What We Did Not Test

  • Correctness validation: Pass/fail was determined by runtime exit code, not by comparison to reference values. p10 illustrates why this matters -- it passed the runtime test and failed the science test.
  • Stochastic stability: Each prompt was run once with a fixed seed. We did not assess whether results are stable across seeds.
  • Long runs: Most prompts used short or medium durations. Memory and performance at large scale were not tested.
  • All three models on the same scenario: p20 was designed to do this but failed.

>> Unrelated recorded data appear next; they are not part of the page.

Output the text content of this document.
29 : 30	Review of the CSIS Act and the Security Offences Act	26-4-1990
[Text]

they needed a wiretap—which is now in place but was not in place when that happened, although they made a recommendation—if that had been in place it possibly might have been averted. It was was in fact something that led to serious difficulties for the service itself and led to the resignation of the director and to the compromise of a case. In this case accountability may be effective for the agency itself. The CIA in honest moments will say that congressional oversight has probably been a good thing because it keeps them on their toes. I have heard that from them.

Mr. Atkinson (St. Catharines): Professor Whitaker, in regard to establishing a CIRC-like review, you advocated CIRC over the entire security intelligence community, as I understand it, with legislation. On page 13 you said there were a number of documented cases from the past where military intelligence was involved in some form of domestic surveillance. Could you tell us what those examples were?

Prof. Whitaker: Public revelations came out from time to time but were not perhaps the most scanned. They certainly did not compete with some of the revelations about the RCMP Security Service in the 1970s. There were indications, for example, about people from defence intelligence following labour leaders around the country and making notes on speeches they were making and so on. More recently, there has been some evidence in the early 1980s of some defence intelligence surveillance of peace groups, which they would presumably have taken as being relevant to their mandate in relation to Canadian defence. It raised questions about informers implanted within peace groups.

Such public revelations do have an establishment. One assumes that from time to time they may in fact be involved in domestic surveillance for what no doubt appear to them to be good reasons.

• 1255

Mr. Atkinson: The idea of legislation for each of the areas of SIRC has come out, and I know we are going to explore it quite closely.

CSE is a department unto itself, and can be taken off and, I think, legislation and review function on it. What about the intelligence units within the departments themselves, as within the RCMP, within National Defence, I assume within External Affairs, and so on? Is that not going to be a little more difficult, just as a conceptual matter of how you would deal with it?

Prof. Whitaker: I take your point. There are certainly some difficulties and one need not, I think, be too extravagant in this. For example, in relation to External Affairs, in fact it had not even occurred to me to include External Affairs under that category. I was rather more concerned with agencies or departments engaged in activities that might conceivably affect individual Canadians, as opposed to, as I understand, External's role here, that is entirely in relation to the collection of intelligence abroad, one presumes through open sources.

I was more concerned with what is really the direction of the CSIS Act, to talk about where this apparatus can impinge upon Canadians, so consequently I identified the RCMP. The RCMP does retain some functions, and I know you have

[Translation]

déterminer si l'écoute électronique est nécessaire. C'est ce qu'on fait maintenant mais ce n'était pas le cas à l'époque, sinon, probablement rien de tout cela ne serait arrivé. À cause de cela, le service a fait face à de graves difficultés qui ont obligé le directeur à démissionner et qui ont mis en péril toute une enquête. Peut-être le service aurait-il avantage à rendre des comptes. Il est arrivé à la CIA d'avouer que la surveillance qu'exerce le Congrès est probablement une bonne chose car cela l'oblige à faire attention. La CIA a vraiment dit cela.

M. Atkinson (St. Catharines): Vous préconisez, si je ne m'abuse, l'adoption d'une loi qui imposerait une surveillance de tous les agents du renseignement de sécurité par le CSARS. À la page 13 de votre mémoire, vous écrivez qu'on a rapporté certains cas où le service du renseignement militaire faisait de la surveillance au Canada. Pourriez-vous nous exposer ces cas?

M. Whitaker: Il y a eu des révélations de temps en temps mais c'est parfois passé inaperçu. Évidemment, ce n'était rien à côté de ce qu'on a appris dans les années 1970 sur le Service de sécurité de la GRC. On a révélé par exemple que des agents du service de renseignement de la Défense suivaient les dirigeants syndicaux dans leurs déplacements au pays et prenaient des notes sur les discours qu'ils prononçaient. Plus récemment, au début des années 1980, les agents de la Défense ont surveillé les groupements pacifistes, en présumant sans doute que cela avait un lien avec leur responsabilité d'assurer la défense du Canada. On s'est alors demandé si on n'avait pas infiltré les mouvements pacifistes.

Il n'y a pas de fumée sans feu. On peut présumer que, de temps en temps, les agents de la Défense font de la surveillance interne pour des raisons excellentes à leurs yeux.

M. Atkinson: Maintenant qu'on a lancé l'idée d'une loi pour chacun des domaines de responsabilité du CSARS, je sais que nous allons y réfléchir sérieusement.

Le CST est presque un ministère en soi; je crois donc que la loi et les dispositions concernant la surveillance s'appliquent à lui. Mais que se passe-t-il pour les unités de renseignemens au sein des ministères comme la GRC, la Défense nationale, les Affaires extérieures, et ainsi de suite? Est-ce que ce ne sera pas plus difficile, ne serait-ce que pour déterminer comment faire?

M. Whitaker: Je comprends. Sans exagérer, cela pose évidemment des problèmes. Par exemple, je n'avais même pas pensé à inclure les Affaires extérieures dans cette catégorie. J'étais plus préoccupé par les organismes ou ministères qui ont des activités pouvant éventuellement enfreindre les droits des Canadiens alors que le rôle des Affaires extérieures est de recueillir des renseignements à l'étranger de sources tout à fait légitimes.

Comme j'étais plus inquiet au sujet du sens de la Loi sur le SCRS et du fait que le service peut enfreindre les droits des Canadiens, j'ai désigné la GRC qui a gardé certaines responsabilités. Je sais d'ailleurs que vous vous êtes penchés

A working version of that comparison would be the most valuable single test case to add.

Recommended Documentation Improvements

Priority Fix Addresses
High Add Gotchas entry: StateTrackerParams is not available in biweekly.components; document the biweekly per-patch tracking pattern explicitly p06, p12, p16 (3 failures)
High Add Gotchas entry: ABM with vital dynamics requires pre-allocated LaserFrame headroom -- specify the parameter and recommended multiplier p19, and all ABM vital dynamics
Medium Document CaseSurveillanceTracker.get_dataframe() column schema in the API reference p09
Medium Add note to tutorials: use pl.col() expressions in .filter() calls, not boolean Series derived from the original frame p02
Low Add a note that laser.measles models are not designed for multiprocessing.Pool; recommend sequential or thread-based approaches p20

Setup

Date: 2026-03-20

MCP server: jenner-measles-mcp-prod (laser-measles 0.9.2)

Method: 20 prompts written in researcher language (no API class names), generated via generate_code, executed under python3.11 with the laser-measles venv.